The Rebels did not lose a game that season - only a 6-6 tie with a mediocre LSU team in Oxford was a blemish - and they were awarded a national championship by the Football Writers Association of America at 10-0-1.
"Each December, a man in Arkansas sends me a Christmas card," wrote legendary Ole Miss head coach John Vaught in his 1971 memoir "Rebel Coach." "He wants to haunt me, not wish me a Merry Christmas.
"The man draws slanted goal posts on the back of the card," Vaught continued. "I understand. He doesn't want me to forget something I learned a long time ago. Football fans have long memories."
The 1961 game, won by the Rebels 16-0 on dedication day of the renovated and expanded Mississippi Memorial Stadium in Jackson, was the last in the era. Besides two Sugar Bowl wins by Ole Miss in 1963 and 1970, it was 20 years before the teams played another game.
When they finally did meet in 1981 in Jackson, one of the largest crowds in the history of Mississippi sports showed up for the 27-13 Hogs' win. Fans on both sides of the Mississippi River were pleased to see the series return.
Ole Miss and Arkansas had already played for 11 consecutive seasons prior to their first SEC matchup in 1992. During that transition stretch for the Razorbacks, the Rebels won four games in a row (1990-93).
The 1990 game played in Little Rock was the most memorable of the era.

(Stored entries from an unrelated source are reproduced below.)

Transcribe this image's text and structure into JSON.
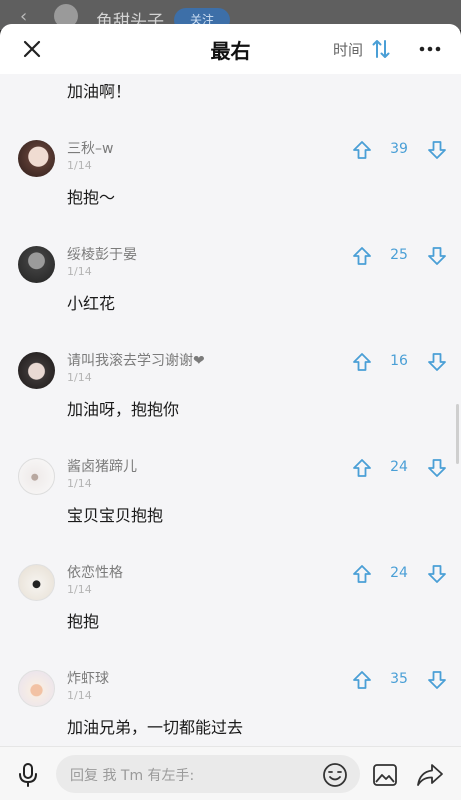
{
  "behind": {
    "back": "‹",
    "name": "鱼甜头子",
    "follow": "关注"
  },
  "header": {
    "title": "最右",
    "sort_label": "时间"
  },
  "first_body": "加油啊！",
  "comments": [
    {
      "name": "三秋–w",
      "date": "1/14",
      "body": "抱抱～",
      "votes": "39"
    },
    {
      "name": "绥棱彭于晏",
      "date": "1/14",
      "body": "小红花",
      "votes": "25"
    },
    {
      "name": "请叫我滚去学习谢谢❤",
      "date": "1/14",
      "body": "加油呀，抱抱你",
      "votes": "16"
    },
    {
      "name": "酱卤猪蹄儿",
      "date": "1/14",
      "body": "宝贝宝贝抱抱",
      "votes": "24"
    },
    {
      "name": "依恋性格",
      "date": "1/14",
      "body": "抱抱",
      "votes": "24"
    },
    {
      "name": "炸虾球",
      "date": "1/14",
      "body": "加油兄弟，一切都能过去",
      "votes": "35"
    }
  ],
  "input": {
    "placeholder": "回复 我 Tm 有左手:"
  },
  "colors": {
    "accent": "#4a9fd6",
    "background": "#f5f5f7"
  }
}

Chris Mitchell, the first recipient of the Chucky Mullins Courage Award, made a last second hit on Hogs' tailback Ron Dickerson after some of his Rebel teammates had slowed Dickerson down just enough that Mitchell's hit knocked him sideways and short of the goal as time expired.
Final score that day: Ole Miss 21, Arkansas 17.
Through the years there've been all kinds of moments in this series. There was - at the time - the longest game in NCAA history, a 58-56 win in seven overtimes by Arkansas in 2001 in Oxford.
And there was Houston Nutt's first game against Arkansas when he was the Rebels' head coach after 10 seasons as the Razorbacks' head coach. Ole Miss won a 23-21 nailbiter in Fayetteville in 2008.
But nothing was more painful for Ole Miss than the 53-52 overtime loss to Arkansas in 2015 in Oxford. The Rebels could have continued on a path toward the SEC Championship game as the SEC West's representative had they won. As it turned out, their consolation prize was quite noteworthy, a ninth trip for the program to the Sugar Bowl in New Orleans and a 48-20 victory against Oklahoma State.
Way back in 1914, Ole Miss won 13-7 on the field, but the Razorbacks disputed the results. They still do. Arkansas does not acknowledge the Ole Miss victory. In 1938 in Memphis, a major brawl broke out among players from both teams. When the dust settled, Ole Miss had a 20-14 victory.
More recently, Arkansas won 33-21 last season in Fayetteville, but the Rebels had won the prior two seasons - 37-33 in Little Rock in 2018, and 31-17 in Oxford in 2019.
So it's time once again for Ole Miss and Arkansas to renew their ancient and storied series. You can expect the unexpected, but perhaps more than that, expect a good college football contest between two rivals of more than a century.